Hoy escribo un poco a lo loco porque necesito distraerme. Si lo hago sobre asuntos ya tocados, no me importa. Estoy buscando una tregua. Un agujero no por el que mirar, sino al contrario, por el que escaparme. Porque no veo a Aldo. A Nadia y a Bianca, sí: las dos se han instalado en el piso frente a éste, en el mismo rellano. Son aquéllos, próximos a la discoteca. Pero ellas saben más que yo. O, al menos, eso sospecho. Yo estoy aquí escondida, quizá sólo agazapada. Espero, con impaciencia, órdenes de mi jefe.

Leo, para ayudar al tiempo a deslizarse más deprisa, libros sobre animales. Siempre me apasionaron. Y ahora me encuentro, más que nunca, compenetrada con ellos. Hoy me ha traído uno mi nueva secretaria, que me conoce mejor cada media hora.

Los animales -algunos, no todos- gozan mucho mejor que nosotros de la vida.
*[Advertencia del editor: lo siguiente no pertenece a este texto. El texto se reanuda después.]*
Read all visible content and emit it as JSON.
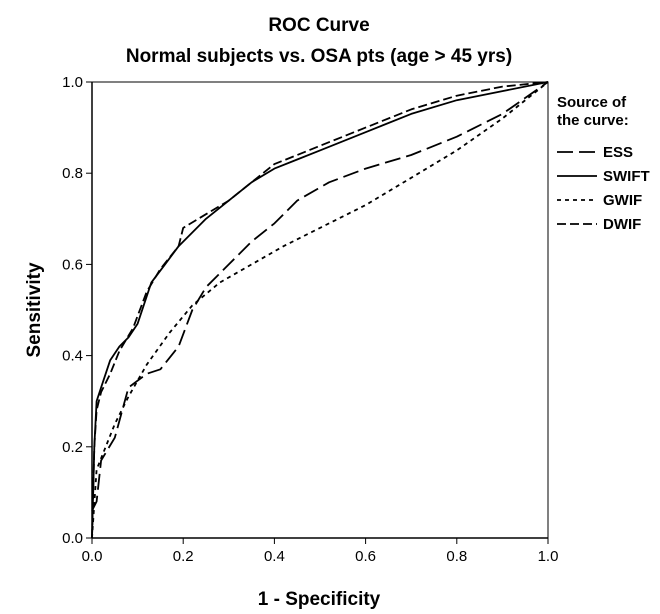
{
  "chart_data": {
    "type": "line",
    "title": "ROC Curve",
    "subtitle": "Normal subjects vs. OSA pts (age > 45 yrs)",
    "xlabel": "1 - Specificity",
    "ylabel": "Sensitivity",
    "xlim": [
      0.0,
      1.0
    ],
    "ylim": [
      0.0,
      1.0
    ],
    "xticks": [
      "0.0",
      "0.2",
      "0.4",
      "0.6",
      "0.8",
      "1.0"
    ],
    "yticks": [
      "0.0",
      "0.2",
      "0.4",
      "0.6",
      "0.8",
      "1.0"
    ],
    "grid": false,
    "legend": {
      "title": "Source of the curve:",
      "title_lines": [
        "Source of",
        "the curve:"
      ],
      "placement": "right"
    },
    "series": [
      {
        "name": "ESS",
        "style": "long-dash",
        "x": [
          0.0,
          0.01,
          0.02,
          0.05,
          0.08,
          0.12,
          0.15,
          0.19,
          0.22,
          0.25,
          0.3,
          0.35,
          0.4,
          0.45,
          0.52,
          0.6,
          0.7,
          0.8,
          0.9,
          1.0
        ],
        "y": [
          0.06,
          0.08,
          0.17,
          0.22,
          0.33,
          0.36,
          0.37,
          0.42,
          0.5,
          0.55,
          0.6,
          0.65,
          0.69,
          0.74,
          0.78,
          0.81,
          0.84,
          0.88,
          0.93,
          1.0
        ]
      },
      {
        "name": "SWIFT",
        "style": "solid",
        "x": [
          0.0,
          0.005,
          0.01,
          0.02,
          0.04,
          0.06,
          0.08,
          0.1,
          0.13,
          0.16,
          0.19,
          0.22,
          0.25,
          0.3,
          0.35,
          0.4,
          0.45,
          0.5,
          0.6,
          0.7,
          0.8,
          0.9,
          1.0
        ],
        "y": [
          0.0,
          0.2,
          0.3,
          0.33,
          0.39,
          0.42,
          0.44,
          0.47,
          0.56,
          0.6,
          0.64,
          0.67,
          0.7,
          0.74,
          0.78,
          0.81,
          0.83,
          0.85,
          0.89,
          0.93,
          0.96,
          0.98,
          1.0
        ]
      },
      {
        "name": "GWIF",
        "style": "short-dash",
        "x": [
          0.0,
          0.01,
          0.03,
          0.05,
          0.08,
          0.12,
          0.17,
          0.22,
          0.28,
          0.35,
          0.42,
          0.5,
          0.6,
          0.7,
          0.8,
          0.9,
          1.0
        ],
        "y": [
          0.0,
          0.15,
          0.2,
          0.25,
          0.31,
          0.38,
          0.45,
          0.51,
          0.56,
          0.6,
          0.64,
          0.68,
          0.73,
          0.79,
          0.85,
          0.92,
          1.0
        ]
      },
      {
        "name": "DWIF",
        "style": "dash",
        "x": [
          0.0,
          0.005,
          0.01,
          0.02,
          0.04,
          0.06,
          0.09,
          0.12,
          0.15,
          0.19,
          0.2,
          0.25,
          0.3,
          0.35,
          0.4,
          0.45,
          0.5,
          0.6,
          0.7,
          0.8,
          0.9,
          1.0
        ],
        "y": [
          0.0,
          0.2,
          0.28,
          0.32,
          0.36,
          0.41,
          0.46,
          0.54,
          0.59,
          0.64,
          0.68,
          0.71,
          0.74,
          0.78,
          0.82,
          0.84,
          0.86,
          0.9,
          0.94,
          0.97,
          0.99,
          1.0
        ]
      }
    ]
  }
}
El sexo es el protagonista de la suya. Y no siempre para transmitirla, esa secular obsesión de la Iglesia católica, como si dios, en el improbable caso de existir, fuera idiota. Quien inventa el olor, el sabor, el oído, la vista, el tacto y el sexo, no los inventa con una lista de prohibiciones. Todo sirve, o todo puede servir, para todo… De repente me viene a la cabeza el cuerpo entero de Aldo: él es el mejor campo de experimentación de mis cinco sentidos. Y nunca se me ha pasado por la cabeza tener un hijo de él. Y menos aún ahora cuando sería un intento inoportuno e intempestivo. Dejo el libro de Nadia sobre la mesa… Se me impone dejarlo: ahora diré por qué.